De acordo com o decreto, a Fazenda do Estado concedeu a permissão de uso do imóvel ao município por um prazo de 40 anos. A cessão será formalizada através de um termo lavrado pela Procuradoria Geral do Estado, que estabelecerá as condições para a utilização do espaço.
A proposta de mudança da sede do Legislativo campineiro para o histórico prédio no Centro vem sendo debatida desde 2023. Em agosto do ano passado o Tribunal de Justiça do Estado de São Paulo deu os primeiros sinais de que o Palácio seria devolvido para o Estado, após uma reunião com integrantes da Prefeitura e Câmara de Campinas.
Um estudo preliminar apontou que a mudança da Câmara para o Palácio demandaria um investimento de aproximadamente R$ 20 milhões para adequações na estrutura do prédio.

Nos próximos meses, a Prefeitura de Campinas deverá iniciar os trâmites para a instalação da Câmara e a implementação do museu – que deverá dedicar um espaço à história do sistema judicial, permitindo o acesso do público a documentos, processos históricos e exposições temáticas sobre a evolução do judiciário no Estado de São Paulo.
A possível mudança da Câmara permitirá que o prédio atual ocupado pelo legislativo, localizado no bairro Ponte Preta e de propriedade da Prefeitura, seja devolvido ao Executivo. Com isso, a Administração Municipal poderá transferir para o edifício órgãos e secretarias descentralizadas que atualmente estão abrigadas em imóveis locados.

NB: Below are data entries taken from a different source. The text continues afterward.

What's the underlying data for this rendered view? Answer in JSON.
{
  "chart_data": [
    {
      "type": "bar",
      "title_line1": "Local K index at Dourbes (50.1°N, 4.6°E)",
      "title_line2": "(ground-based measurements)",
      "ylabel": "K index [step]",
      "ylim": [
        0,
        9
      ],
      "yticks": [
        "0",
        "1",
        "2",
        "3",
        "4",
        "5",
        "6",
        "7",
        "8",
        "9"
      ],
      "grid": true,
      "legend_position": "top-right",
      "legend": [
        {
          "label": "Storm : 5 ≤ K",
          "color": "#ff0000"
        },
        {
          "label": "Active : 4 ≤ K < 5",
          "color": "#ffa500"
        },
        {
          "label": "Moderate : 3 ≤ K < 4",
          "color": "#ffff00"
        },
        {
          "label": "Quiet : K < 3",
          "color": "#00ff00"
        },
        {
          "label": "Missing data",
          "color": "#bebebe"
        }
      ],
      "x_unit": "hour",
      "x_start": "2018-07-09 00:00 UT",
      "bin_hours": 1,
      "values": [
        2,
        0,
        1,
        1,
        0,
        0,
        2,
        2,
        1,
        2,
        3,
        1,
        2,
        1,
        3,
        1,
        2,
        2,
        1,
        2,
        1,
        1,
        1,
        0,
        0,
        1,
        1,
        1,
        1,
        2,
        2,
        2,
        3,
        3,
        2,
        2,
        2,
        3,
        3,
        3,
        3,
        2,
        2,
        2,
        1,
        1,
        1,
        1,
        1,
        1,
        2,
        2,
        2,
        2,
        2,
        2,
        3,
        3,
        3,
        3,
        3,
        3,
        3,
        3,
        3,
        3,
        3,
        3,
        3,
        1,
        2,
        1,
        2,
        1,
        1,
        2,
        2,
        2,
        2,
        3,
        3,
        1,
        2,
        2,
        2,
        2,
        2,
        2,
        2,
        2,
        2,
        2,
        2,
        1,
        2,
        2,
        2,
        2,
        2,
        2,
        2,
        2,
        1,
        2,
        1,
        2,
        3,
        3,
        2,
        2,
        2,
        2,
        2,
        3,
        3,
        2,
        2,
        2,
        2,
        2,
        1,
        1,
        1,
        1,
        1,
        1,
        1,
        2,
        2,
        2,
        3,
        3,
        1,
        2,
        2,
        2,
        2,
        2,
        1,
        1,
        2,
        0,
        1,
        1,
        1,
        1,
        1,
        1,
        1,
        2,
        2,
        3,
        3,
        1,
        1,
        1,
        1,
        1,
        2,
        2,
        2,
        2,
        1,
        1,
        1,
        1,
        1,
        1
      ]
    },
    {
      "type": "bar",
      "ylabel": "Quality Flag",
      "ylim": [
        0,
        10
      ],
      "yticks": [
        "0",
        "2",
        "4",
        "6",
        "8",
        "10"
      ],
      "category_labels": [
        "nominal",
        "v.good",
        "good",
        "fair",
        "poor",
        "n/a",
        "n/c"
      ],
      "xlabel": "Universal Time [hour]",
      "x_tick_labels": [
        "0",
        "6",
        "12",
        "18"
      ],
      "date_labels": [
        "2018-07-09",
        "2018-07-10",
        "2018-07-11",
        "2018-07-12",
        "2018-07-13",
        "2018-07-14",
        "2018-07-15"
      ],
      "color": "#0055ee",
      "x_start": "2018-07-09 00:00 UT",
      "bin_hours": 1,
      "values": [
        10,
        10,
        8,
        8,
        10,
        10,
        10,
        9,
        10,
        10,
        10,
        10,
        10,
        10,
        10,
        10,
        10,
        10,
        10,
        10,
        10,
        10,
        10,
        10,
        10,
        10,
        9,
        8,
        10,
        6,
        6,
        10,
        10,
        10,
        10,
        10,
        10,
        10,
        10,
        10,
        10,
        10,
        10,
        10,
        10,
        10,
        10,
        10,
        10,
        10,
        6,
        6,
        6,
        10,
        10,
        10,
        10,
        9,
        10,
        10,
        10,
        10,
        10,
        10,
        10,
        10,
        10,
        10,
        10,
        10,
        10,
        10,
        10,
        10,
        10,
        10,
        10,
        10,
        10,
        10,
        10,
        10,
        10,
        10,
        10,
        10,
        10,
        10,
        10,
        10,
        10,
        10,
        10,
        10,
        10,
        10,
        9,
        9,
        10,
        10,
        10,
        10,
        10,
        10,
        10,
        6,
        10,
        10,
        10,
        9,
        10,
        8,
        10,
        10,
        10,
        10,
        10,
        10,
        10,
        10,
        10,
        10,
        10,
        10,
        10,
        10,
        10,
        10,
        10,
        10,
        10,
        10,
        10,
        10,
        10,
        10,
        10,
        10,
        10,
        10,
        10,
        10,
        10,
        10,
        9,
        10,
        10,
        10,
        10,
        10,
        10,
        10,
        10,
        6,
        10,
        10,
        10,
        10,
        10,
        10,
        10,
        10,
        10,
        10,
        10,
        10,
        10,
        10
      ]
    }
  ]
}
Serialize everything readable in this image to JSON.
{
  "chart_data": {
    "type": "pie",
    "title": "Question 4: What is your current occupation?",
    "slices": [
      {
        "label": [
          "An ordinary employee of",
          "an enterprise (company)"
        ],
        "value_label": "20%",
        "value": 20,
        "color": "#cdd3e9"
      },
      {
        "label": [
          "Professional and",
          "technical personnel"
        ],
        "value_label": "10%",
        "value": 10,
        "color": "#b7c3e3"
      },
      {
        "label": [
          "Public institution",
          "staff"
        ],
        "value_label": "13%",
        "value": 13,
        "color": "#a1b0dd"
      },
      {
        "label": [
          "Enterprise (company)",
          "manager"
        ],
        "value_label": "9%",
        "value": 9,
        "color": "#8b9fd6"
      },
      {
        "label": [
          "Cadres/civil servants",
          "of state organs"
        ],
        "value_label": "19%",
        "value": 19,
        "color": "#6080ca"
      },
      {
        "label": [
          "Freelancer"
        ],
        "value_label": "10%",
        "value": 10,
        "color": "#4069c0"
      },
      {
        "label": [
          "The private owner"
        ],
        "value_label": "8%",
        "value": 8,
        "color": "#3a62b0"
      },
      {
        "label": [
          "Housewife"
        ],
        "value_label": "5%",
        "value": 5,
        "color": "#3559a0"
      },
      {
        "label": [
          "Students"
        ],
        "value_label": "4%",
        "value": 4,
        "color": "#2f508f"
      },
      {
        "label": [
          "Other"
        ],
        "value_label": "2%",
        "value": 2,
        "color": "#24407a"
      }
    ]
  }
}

Inaugurado em 1942, na Era Vargas, o Palácio da Justiça possui estilo art déco. Erguido em frente à Praça Guilherme de Almeida, o edifício tem relação direta com o Plano de Melhoramentos Urbanos que havia sido projetado por Prestes Maia.
O imóvel foi tombado em 2010 pelo Conselho de Defesa do Patrimônio Cultural de Campinas (Condepacc) por sua importância histórica, cultural e arquitetônica.